7. Anjuran cara pembagian qurban: Dianjurkan untuk membagi hewan qurban menjadi tiga bagian. Sepertiga untuk dimakan anggota keluarganya, sepertiga untuk dishadaqahkan, dan sepertiga untuk dihadiahkan kepada teman temannya. Ini berdasarkan sabdanya,

“Makan, simpan, dan sedekahkanlah.” (HR. Abu Dawud, Kitab Adh Dhahaya, 10, dan An Nasa’i. Kitab Adh Dhahaya, 37).

Boleh pula menyedekahkan seluruhnya, dan boleh pula untuk tidak menghadiahkannya.

Boleh menyembelih hewan Qurban di tempat lain dan diberikan kepada wakil yang terpercaya.

8. Memberikan upah tukang jagal selain dari hasil hewan qurban: Tidak boleh memberikan upah tukang jagal dari hasil hewan yang disembelih. Ini berdasarkan penuturan Ali Radhiyallahu’anhu, Rasulullah ﷺ memerintahkan aku mengantikannya agar aku bershadaqah dengan daging qurban, kulit, dan sebagian besar dari hewan tersebut. Namun tidak memberi upah tukang jagal dari hewan itu. Beliau kemudian bersabda, “Kami akan mengupahkannya dari harta kami.” (HR. Muslim, 954, Abu Dawud, 1769, Imam Ahmad, 1/123, dan Ibnu Majah, 3099.

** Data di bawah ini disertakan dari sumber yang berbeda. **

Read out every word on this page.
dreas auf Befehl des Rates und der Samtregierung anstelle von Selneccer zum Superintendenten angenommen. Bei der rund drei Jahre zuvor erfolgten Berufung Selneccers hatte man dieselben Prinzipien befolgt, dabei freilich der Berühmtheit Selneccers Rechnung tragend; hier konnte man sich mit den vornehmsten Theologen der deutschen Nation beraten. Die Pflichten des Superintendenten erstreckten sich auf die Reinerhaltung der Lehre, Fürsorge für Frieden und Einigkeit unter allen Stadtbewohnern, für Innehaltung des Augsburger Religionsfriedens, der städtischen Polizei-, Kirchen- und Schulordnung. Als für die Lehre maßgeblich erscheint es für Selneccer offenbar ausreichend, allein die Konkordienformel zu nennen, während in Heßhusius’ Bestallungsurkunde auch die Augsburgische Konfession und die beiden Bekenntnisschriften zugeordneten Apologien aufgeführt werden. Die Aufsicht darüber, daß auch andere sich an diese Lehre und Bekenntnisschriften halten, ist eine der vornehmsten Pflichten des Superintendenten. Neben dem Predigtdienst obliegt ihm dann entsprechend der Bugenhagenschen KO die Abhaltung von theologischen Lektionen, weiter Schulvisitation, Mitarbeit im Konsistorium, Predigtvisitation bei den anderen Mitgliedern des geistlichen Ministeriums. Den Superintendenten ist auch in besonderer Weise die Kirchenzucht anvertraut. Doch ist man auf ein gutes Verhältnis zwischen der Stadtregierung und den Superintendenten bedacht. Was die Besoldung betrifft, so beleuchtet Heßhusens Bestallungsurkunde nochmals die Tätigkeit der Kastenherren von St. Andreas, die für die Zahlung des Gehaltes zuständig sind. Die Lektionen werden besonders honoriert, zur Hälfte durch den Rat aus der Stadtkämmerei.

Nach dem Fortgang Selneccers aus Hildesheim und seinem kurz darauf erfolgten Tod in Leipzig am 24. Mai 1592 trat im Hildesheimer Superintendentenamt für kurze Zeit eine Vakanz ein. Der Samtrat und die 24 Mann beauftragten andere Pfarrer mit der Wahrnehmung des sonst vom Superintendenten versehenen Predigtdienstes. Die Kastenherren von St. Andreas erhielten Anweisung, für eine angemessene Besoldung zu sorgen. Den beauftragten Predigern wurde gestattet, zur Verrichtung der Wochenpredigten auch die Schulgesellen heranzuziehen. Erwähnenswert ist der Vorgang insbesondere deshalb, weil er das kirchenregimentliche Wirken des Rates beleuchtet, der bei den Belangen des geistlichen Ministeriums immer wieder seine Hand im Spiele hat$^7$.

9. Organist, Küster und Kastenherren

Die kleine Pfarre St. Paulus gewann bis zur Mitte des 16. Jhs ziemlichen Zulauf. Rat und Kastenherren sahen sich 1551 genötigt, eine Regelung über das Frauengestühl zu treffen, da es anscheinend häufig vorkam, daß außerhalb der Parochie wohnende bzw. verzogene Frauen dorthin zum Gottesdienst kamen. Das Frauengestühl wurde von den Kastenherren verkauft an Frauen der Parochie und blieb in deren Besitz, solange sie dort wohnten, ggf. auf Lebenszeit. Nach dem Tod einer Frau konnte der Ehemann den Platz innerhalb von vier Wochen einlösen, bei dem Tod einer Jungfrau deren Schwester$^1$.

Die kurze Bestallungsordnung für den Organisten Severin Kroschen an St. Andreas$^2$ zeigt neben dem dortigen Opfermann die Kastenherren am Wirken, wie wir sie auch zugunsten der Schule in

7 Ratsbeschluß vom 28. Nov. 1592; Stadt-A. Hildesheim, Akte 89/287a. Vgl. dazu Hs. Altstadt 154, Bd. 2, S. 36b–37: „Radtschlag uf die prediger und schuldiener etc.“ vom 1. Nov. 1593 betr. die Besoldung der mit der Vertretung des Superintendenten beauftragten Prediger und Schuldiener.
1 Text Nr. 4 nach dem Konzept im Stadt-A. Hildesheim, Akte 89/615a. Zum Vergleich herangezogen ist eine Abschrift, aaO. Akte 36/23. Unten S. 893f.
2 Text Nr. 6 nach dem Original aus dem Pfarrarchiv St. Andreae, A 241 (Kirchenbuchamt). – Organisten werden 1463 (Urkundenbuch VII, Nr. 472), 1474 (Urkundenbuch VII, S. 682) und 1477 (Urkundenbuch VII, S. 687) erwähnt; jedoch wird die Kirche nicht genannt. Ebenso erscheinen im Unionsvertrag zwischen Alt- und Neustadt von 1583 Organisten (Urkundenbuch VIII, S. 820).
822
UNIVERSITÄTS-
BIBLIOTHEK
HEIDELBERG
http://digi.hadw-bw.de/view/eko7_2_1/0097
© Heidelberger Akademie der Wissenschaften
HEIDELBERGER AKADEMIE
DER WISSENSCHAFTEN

9. Apakah cukup seekor kambing untuk satu keluarga? Boleh berqurban satu kambing untuk seluruh anggota keluarga, walaupun jumlahnya sangat banyak. Ini berdasarkan penuturan Abu Ayub Radhiyallahu’anhu “Dahulu ada seseorang di zaman Rasulullah ﷺ berqurban untuk dirinya dan keluarganya” (Telah ditakhrij sebelumnya).

10. Apa yang harus dijauhi oleh orang yang ingin berqurban? Sangat dibenci dan makruh orang yang ingin berkurban memotong rambut atau kukunya. Ini berlaku dari munculnya hilal bulan Dzulhijjah, berdasarkan sabdanya,

“Apabila kalian melihat hilal Dzulhijjah dan ada di antara kalian ingin berqurban maka hendaklah dia menahan rambut dan kukuya sampai setelah berqurban” (HR. Muslim, Kitab Al-Adhahi, 41).

Ini hanya berlaku untuk yang berqurban. Dan anggota keluarga yang lain tidak masalah.

11. Qurban Rasulullah ﷺ untuk seluruh umat: Orang Muslim yang tidak mampu untuk berqurban maka akan mendapatkan pahala dari orang orang yang berqurban. Hal itu karena Nabi ﷺ ketika menyembelih salah satu dari dua hewan qurbannya bersabda, “Ya Allah, ini dariku dan dari umatku yang belum berqurban” ( HR. Al Hakim, 4/228).


اللَّهُمَّ إِنِّي أَعُوذُ بِكَ أَنْ أُشْرِكَ بِكَ وَأَنَا أَعْلَمُ ، وَأَسْتَغْفِرُكَ لِمَا لا أَعْلَمُ

“Ya Allah, aku meminta pada-Mu agar dilindungi dari perbuatan syirik yang kuketahui dan aku memohon ampun pada-Mu dari dosa syirik yang tidak kuketahui”.